Au premier jour du lancement officiel de la campagne électorale, les panneaux placés un peu partout au centre-ville comme dans les quartiers de la banlieue de Constantine sont restés vierges. Aucune affiche, portrait ou slogan des candidats ne sont apparus sur les rectangles numérotés de 1 à 5 au moment où un vide sidéral caractérisait leurs permanences de campagne ou du moins les sièges de wilaya des partis politiques directement concernés par cette échéance. Les portes des sièges du RND et de Talaie El-Houriat, situés au centre-ville, étaient fermées. Le siège du Front El-Moustakbal qui se trouve à l'unité de voisinage (UV6), à la nouvelle ville Ali-Mendjeli, était également fermé. Concernant les permanences électorales des autres candidats, aucune activité propre à la campagne électorale n'a été enregistrée dans la wilaya de Constantine. "Aucune permanence n'a ouvert ses portes aujourd'hui à Constantine. J'ai mené ma petite enquête. Nous sommes décidés à les chasser là où ils passeront ; ils n'ont pas le droit de nous imposer une élection présidentielle que tout le peuple refuse. Pour les candidats qui viennent à Constantine, ils verront de leurs propres yeux comment le peuple les rejette", dira un des acteurs du mouvement populaire constantinois rencontré devant la permanence du candidat Abdelkader Bengrina, sise au centre-ville.Mêmes les dates et les lieux des meetings des candidats n'ont pas encore été communiqués à la presse.

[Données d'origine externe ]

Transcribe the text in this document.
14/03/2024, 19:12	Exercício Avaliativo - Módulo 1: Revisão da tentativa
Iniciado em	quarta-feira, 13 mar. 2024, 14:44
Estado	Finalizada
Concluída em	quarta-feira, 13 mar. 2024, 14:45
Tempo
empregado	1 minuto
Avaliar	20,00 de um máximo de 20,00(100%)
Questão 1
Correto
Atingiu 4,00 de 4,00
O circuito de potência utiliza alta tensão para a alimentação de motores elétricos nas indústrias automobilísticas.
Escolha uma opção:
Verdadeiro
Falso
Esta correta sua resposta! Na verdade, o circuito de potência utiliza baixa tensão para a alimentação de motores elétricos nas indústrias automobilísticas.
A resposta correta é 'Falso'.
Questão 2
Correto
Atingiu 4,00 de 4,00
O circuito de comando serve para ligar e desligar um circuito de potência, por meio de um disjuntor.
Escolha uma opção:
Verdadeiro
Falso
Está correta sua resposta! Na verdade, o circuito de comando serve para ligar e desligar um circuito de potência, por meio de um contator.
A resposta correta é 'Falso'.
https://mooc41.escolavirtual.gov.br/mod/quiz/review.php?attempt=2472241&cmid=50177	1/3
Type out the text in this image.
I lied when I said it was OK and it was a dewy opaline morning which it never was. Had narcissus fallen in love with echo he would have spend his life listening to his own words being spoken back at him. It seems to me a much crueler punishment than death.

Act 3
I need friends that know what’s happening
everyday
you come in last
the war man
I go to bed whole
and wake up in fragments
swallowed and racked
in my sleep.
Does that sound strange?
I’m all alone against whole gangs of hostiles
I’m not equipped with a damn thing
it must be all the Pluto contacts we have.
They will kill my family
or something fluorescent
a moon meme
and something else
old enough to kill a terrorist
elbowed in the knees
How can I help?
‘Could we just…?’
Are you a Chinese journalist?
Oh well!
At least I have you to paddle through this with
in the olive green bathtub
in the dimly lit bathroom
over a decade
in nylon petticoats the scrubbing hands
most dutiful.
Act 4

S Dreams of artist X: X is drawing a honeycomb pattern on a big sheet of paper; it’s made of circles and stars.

Une prudence qui dénote une crainte certaine chez les candidats et leurs sympathisants devant la ténacité des activistes du hirak qui semblent décidés à chahuter les escales constantinoises des prétendants à la magistrature suprême qui, eux, font fi du climat politique général qui prévaut dans le pays. Les Constantinois, pour leur part, se sont d'ailleurs exprimés sur le sujet de cette élection vendredi passé lors de la marche hebdomadaire et même jeudi en s'opposant à une marche de soutien à la tenue de l'élection présidentielle du 12 décembre prochain. Une contre-marche qui s'est soldée par des arrestations en série d'activistes.